I run some experiments and here is the result. These five experiments used the same model.
exp_name | backbone | input_size | iter | post process | eval | tp | tr | precision | recall | f1 |
---|---|---|---|---|---|---|---|---|---|---|
synth_res_big | resnet | 1024 | 52000 | wang | det | 0.6 | 0.6 | 0.671 | 0.644 | 0.657 |
synth_res_big | resnet | 1024 | 52000 | wang | det | 0.4 | 0.8 | 0.439 | 0.426 | 0.432 |
synth_res_big | resnet | 1024 | 52000 | long | long | 0.4 | 0.8 | 0.867 | 0.744 | 0.803 |
synth_res_big | resnet | 1024 | 52000 | long | det | 0.6 | 0.6 | 0.639 | 0.532 | 0.581 |
synth_res_big | resnet | 1024 | 52000 | long | det | 0.4 | 0.8 | 0.865 | 0.729 | 0.792 |
It seems that my post processing method doesn't work as well as the Long's, this is important to me, thanks for a lot!
I notice that in the eval
column, it has det
and long
, which are much different in precision, recall with the same tp and tr. So what's the difference between them?

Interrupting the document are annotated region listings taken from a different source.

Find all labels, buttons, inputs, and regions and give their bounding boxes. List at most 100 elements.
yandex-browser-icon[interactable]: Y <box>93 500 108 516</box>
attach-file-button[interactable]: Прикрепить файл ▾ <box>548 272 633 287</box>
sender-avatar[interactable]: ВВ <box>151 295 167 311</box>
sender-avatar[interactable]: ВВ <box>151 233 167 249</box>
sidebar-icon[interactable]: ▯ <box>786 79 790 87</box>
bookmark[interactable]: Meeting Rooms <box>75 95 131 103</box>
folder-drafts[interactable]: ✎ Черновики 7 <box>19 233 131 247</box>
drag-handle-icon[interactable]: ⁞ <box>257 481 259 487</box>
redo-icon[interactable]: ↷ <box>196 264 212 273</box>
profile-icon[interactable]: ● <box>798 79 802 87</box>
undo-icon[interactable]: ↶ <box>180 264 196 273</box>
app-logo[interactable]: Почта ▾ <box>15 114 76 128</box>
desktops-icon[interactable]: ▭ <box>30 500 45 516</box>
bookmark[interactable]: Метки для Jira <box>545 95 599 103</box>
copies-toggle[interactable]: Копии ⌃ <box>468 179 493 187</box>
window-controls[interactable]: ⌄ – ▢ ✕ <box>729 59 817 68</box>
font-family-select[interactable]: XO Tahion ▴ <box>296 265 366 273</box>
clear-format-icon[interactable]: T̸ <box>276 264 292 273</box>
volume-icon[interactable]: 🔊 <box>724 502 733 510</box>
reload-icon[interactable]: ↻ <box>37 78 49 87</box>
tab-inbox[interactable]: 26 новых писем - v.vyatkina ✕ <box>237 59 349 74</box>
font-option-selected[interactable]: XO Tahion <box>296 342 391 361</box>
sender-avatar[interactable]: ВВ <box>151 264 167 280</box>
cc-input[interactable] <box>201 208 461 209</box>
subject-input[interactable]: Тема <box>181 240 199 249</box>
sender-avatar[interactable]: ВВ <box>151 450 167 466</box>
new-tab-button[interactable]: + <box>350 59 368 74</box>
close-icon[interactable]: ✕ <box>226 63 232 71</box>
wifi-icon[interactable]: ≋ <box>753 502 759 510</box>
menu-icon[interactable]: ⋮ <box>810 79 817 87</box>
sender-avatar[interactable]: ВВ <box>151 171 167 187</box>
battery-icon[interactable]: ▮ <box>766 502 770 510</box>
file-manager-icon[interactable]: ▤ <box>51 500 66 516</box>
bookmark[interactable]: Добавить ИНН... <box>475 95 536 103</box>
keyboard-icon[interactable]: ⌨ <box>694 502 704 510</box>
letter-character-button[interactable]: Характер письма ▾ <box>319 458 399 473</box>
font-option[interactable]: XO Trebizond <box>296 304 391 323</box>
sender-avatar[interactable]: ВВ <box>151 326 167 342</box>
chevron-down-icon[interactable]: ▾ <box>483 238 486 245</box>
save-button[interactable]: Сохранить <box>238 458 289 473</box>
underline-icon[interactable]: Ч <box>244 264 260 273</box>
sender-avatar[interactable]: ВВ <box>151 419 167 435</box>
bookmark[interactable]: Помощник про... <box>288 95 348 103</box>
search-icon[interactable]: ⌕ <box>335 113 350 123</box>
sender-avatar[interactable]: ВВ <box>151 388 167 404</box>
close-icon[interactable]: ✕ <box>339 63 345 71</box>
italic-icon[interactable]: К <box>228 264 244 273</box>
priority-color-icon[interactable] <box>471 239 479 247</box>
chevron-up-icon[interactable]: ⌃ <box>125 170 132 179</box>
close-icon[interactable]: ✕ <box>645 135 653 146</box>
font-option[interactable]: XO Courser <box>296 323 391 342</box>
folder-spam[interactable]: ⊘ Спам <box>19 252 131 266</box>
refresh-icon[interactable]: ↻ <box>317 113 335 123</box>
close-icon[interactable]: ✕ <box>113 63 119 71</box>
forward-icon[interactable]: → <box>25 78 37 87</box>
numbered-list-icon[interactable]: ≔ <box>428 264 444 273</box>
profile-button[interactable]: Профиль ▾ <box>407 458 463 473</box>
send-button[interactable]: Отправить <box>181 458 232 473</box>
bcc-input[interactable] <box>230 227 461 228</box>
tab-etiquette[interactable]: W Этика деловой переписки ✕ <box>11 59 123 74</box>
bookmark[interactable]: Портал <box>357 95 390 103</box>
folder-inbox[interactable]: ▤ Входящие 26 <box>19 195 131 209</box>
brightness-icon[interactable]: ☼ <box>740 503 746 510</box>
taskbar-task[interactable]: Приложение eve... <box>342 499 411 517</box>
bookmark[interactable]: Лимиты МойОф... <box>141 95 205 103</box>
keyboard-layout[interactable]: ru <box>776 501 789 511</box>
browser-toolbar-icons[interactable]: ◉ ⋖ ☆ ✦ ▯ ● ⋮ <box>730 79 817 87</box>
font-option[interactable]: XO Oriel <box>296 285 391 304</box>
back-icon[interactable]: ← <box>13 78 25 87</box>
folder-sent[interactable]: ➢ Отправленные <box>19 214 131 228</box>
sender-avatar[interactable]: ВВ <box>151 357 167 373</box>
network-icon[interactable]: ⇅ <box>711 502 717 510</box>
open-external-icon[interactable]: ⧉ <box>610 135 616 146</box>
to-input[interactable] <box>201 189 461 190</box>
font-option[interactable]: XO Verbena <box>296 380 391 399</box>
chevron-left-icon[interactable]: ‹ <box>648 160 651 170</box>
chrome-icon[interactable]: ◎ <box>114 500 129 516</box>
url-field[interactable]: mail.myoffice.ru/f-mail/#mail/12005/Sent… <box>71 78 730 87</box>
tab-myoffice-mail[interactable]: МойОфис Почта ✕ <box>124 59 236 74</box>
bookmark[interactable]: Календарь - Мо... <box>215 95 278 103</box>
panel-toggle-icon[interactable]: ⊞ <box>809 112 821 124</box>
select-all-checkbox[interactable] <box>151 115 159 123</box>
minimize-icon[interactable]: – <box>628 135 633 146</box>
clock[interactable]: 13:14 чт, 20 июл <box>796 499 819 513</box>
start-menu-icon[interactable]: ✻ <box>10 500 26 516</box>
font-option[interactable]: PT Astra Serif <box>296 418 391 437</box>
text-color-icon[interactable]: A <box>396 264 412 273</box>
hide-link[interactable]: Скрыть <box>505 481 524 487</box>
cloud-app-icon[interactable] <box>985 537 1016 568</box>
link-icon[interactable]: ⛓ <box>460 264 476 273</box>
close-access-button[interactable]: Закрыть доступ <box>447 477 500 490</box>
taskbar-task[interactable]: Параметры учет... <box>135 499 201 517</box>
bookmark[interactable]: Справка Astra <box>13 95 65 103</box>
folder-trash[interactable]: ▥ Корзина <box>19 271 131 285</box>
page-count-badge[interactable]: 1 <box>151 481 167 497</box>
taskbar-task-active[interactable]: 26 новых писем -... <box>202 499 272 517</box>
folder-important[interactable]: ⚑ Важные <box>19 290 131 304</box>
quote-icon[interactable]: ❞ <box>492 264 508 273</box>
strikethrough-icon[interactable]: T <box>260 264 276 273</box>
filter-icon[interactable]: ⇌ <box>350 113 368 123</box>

Eval means eval script. Long writes his own eval script according to det eval paper.
@techkang I found that if I expand the boundary of text instances for a little(like 0.2 or 0.3 times of radii), the score in tp=0.4
and tr = 0.8
will be much improved, in structure with vgg as backbone, it obtains fscore=0.75
if I set expand=0.3
. Maybe the reason is tr=0.8
is a high requirement in recall. Did you check post-process of Long's code have similar boundary expanding operation?
@princewang1994 What do you mean expand the boundary of text instance? Do you just multiply radius by 1.3 at line 110 in detection.py or you change the boundary of ground truth when training you model?
@techkang expand radii just in inference phase
I'm sorry that I made a mistake about long's eval script. The correct p/r/f is 0.867/0.744/0.803, I modified the table above. Long said they expanded the boundary.
@princewang1994 Hello, I have run your code, however, the result I get is below, which is a gap between the original paper (78.4%). Do you have any suggestion. Thanks.
Config: tr: 0.8 - tp: 0.4 Precision = 0.8268 - Recall = 0.7023 - Fscore = 0.7595
@WeihongM ,Hi, did you run with text expanding trick in post-processing? This will greatly affect the performance. Try to set expanding rate to 0.3 in config. The score should be better.
Or you can use the pretrained model to comfirm everything is consistent with that on my machine.
I have trained this model, but i only got F1 measure 58% nearly. do you have any ideas to improve the results. thank you. by the way, could you tell me your result.